Bernie secured a strong victory for his home state by protecting the Missisquoi and Trout rivers under the Wild and Scenic rivers designation. The designation is particularly important to Vermont as the Lake Champlain and Missisquoi Bay region have recently been plagued with dead zones and algae blooms, an environmental concern that affects freshwater basins throughout the US, most notably in Lake Champlain’s larger cousins, the Great Lakes.

The Missisquoi River running through Sheldon, Vermont.
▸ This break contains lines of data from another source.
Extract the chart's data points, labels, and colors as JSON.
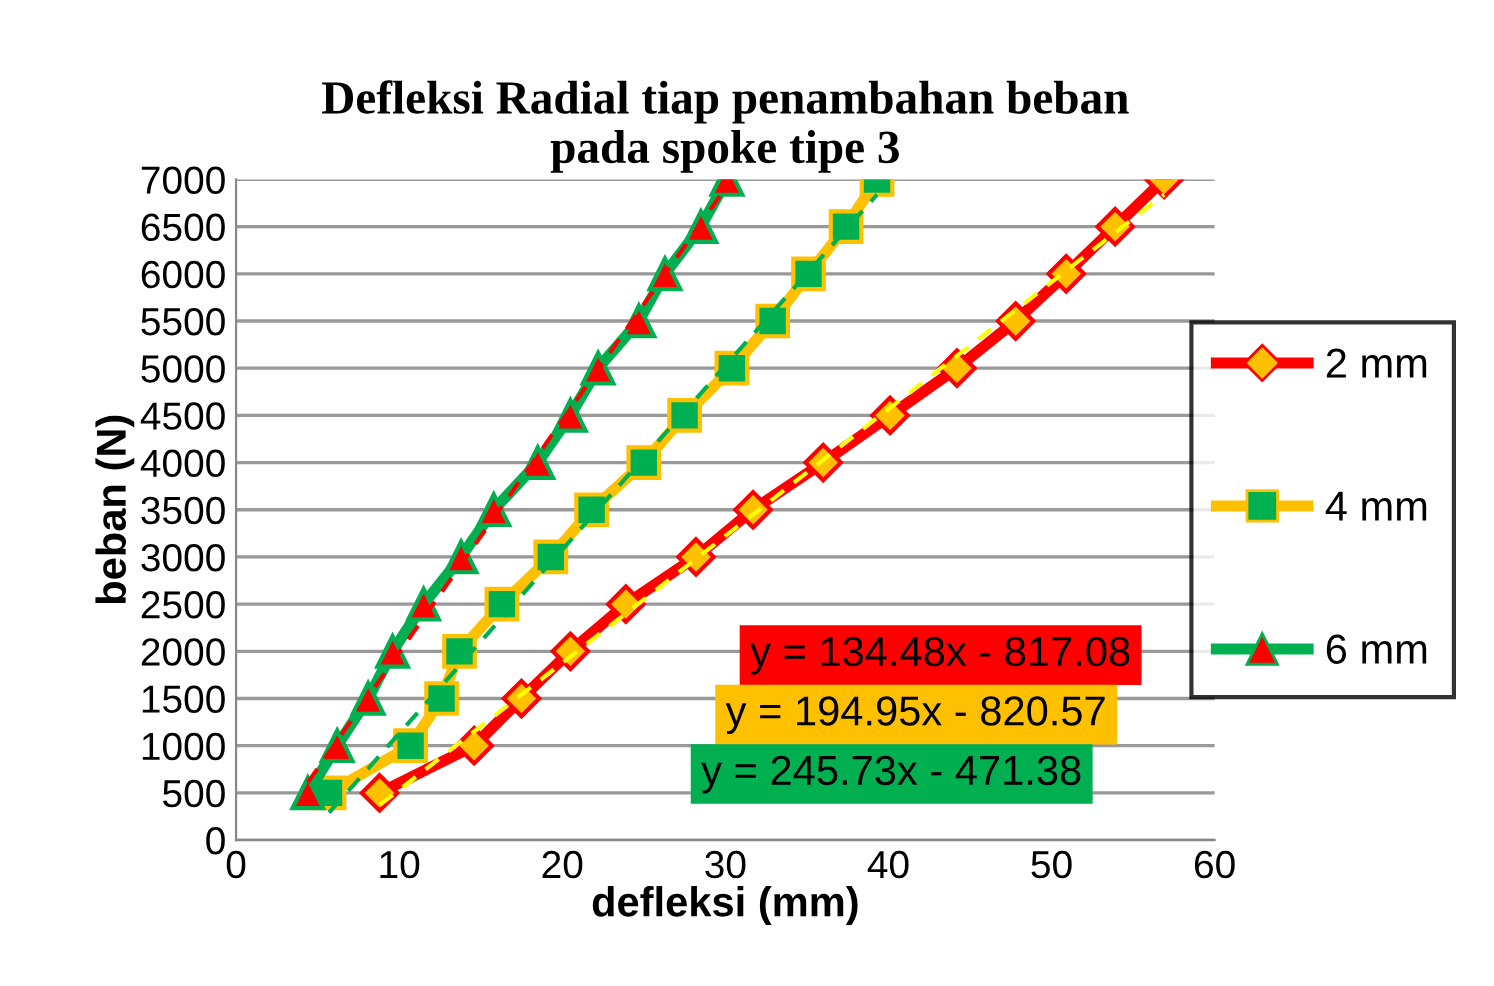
{
  "chart_data": {
    "type": "line",
    "title": "Defleksi Radial tiap penambahan beban\npada spoke tipe 3",
    "xlabel": "defleksi (mm)",
    "ylabel": "beban (N)",
    "series": [
      {
        "name": "2 mm",
        "color": "#ff0000",
        "marker": "diamond",
        "x": [
          8.8,
          14.6,
          17.5,
          20.5,
          23.9,
          28.2,
          31.7,
          36.0,
          40.1,
          44.2,
          47.8,
          50.9,
          53.9,
          56.9
        ],
        "values": [
          500,
          1000,
          1500,
          2000,
          2500,
          3000,
          3500,
          4000,
          4500,
          5000,
          5500,
          6000,
          6500,
          7000
        ]
      },
      {
        "name": "4 mm",
        "color": "#ffc000",
        "marker": "square",
        "x": [
          5.7,
          10.7,
          12.6,
          13.7,
          16.3,
          19.3,
          21.8,
          25.0,
          27.5,
          30.4,
          32.9,
          35.1,
          37.4,
          39.3
        ],
        "values": [
          500,
          1000,
          1500,
          2000,
          2500,
          3000,
          3500,
          4000,
          4500,
          5000,
          5500,
          6000,
          6500,
          7000
        ]
      },
      {
        "name": "6 mm",
        "color": "#00b050",
        "marker": "triangle",
        "x": [
          4.4,
          6.2,
          8.1,
          9.6,
          11.5,
          13.8,
          15.8,
          18.5,
          20.5,
          22.2,
          24.7,
          26.3,
          28.5,
          30.1
        ],
        "values": [
          500,
          1000,
          1500,
          2000,
          2500,
          3000,
          3500,
          4000,
          4500,
          5000,
          5500,
          6000,
          6500,
          7000
        ]
      },
      {
        "color": "#ffff00",
        "line_style": "dashed",
        "marker": "none",
        "x": [
          8.8,
          56.9
        ],
        "values": [
          370,
          6840
        ]
      },
      {
        "color": "#00b050",
        "line_style": "dashed",
        "marker": "none",
        "x": [
          5.7,
          39.3
        ],
        "values": [
          290,
          6840
        ]
      },
      {
        "color": "#ff0000",
        "line_style": "dashed",
        "marker": "none",
        "x": [
          4.4,
          30.1
        ],
        "values": [
          610,
          6930
        ]
      }
    ],
    "annotations": [
      "y = 134.48x - 817.08",
      "y = 194.95x - 820.57",
      "y = 245.73x - 471.38"
    ],
    "xlim": [
      0,
      60
    ],
    "xticks": [
      0,
      10,
      20,
      30,
      40,
      50,
      60
    ],
    "ylim": [
      0,
      7000
    ],
    "yticks": [
      0,
      500,
      1000,
      1500,
      2000,
      2500,
      3000,
      3500,
      4000,
      4500,
      5000,
      5500,
      6000,
      6500,
      7000
    ],
    "grid": "y",
    "legend": "right",
    "line_style": "solid"
  }
}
Public Parks & Hunting Lands

Public use lands such as parks and mixed use reserves are an American legacy. Bernie supports the continued creation and maintenance of public use lands and believes they are an important vehicle for economic growth.

What are public lands?

Public lands are owned by the federal government. They are subject to sale, but have not been subject to laws. These lands are managed by the Secretary of the Interior. The Secretary has a responsibility to consider the environmental integrity of these areas, and many are national parks, reserves, and refuges. There are types of public land with different restrictions. National parks, national monuments, and national preserves are administered by the national parks Service and are under the highest protection; they have regulations for their preservation, cannot be sold, and are rarely disbanded. The United States Fish and Wildlife Service manages National Wildlife Refuges. Administration of National Wildernesses varies because it is so widespread. Bureau of Land Management lands are the least protected and most likely to be sold off or used for mining, logging, and other harmful practices.

National parks are awesome. What concerns surround them?

Although national parks are fairly safe, other land is not. Republican senators want to sell a great deal of these lands, opening them to potentially destructive private activity.

Furthermore, higher National Park fees make them less accessible to more Americans. This is related to parks being underfunded yet requiring funding to maintain and improve safety and visitor experience.

What legislation has Bernie supported to protect and create public lands?

Bernie created the Rebuild America Act of 2015, which sets aside $3 billion a year “to improve our national parks, monuments, heritage areas and landmarks for current and future generations to enjoy.”

In 2015, he voted against an amendment to the federal budget that would allow the sale of public park and wildlife refuge areas.

Bernie has argued strongly in favor of the Land and Water Conservation Fund (LWCF), in which “companies that drill for (publicly owned) oil and gas…off our shores pay a portion of their revenues into the fund, and that money goes into a trust to acquire… land within the borders of national parks and other protected sites.”

This important program was founded in the 1960s as a way to create more public lands without using taxpayer dollars. Bernie co-signed a letter urging Democratic and Republican senate leadership to work together to find a permanent funding solution for the program, which is set to expire in September 2015.

Grand Canyon National Park, which is protected by the LWCF.

What are some accomplishments Bernie has for creating public use lands?

As mayor of Burlington, Vt., Bernie worked to create the public-use Waterfront Park on the shores of Vermont’s largest city. What could have been developed as luxury 18-story condominiums and a 150-room hotel became a walkable mixed-used park including a sailing center and marina, science center, bike path and public beach.

The view of Lake Champlain as seen from Burlington, Vermont.